Baked French Toast with Fruit Topping

By

  • 4

Ingredients

  • For Topping:
  • 8 eggs
  • 3 cups heavy cream
  • 1 tablespoon granulated sugar
  • 1/4 teaspoon ground nutmeg
  • 1/2 teaspoon vanilla extract
  • 4 slices dense-textured white sandwich bread or brioche, each 1 inch thick
  • 8 tablespoons unsalted butter
  • 2 oranges, peeled and sectioned
  • 1/2 cup blueberries
  • 1/2 cup raspberries
  • 1/2 cup blackberries
  • 8 strawberries, stems removed and halved lengthwise
  • 1 tablespoon granulated sugar
  • 2 tablespoons Grand Marnier or other orange-flavored liqueur
  • Confectioners' sugar
  • Fresh mint sprigs
  • Maple syrup, warmed

Preparation

Step 1


In a bowl, whisk together the eggs, cream, granulated sugar, nutmeg and vanilla until well blended. Pour the mixture into a glass baking dish large enough to accommodate the bread slices in a single layer. Place the bread slices in the dish and let soak for 15 minutes. Turn over the slices, cover the dish with plastic wrap and refrigerate for at least 2 hours or for as long as overnight.

Preheat an oven to 375 degrees F for 30 minutes.

In a large nonstick frying pan over medium heat, melt 2 tablespoons of the butter. Carefully slide a bread slice off the plate or sheet into the pan and cook until light golden brown on the underside, about 4 minutes. Turn over the slice and cook until lightly browned on the second side, about 2 minutes longer. Transfer the slice to a clean baking sheet.
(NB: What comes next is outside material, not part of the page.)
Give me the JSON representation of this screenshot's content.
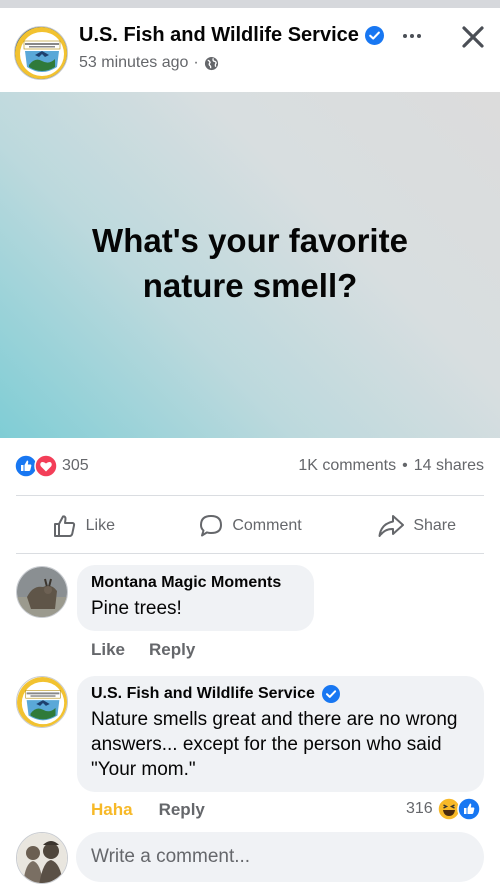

Repeat with the remaining butter and bread slices.

Place the toast in the oven and bake until cooked through, about 15 minutes. The toast will puff up during baking. To check for doneness, cut into the center of a piece. If it is still somewhat runny, cook for an additional 5 minutes.

FOR TOPPING: In a bowl, combine the orange segments, blueberries, raspberries, blackberries, strawberries, granulated sugar and liqueur. Toss gently.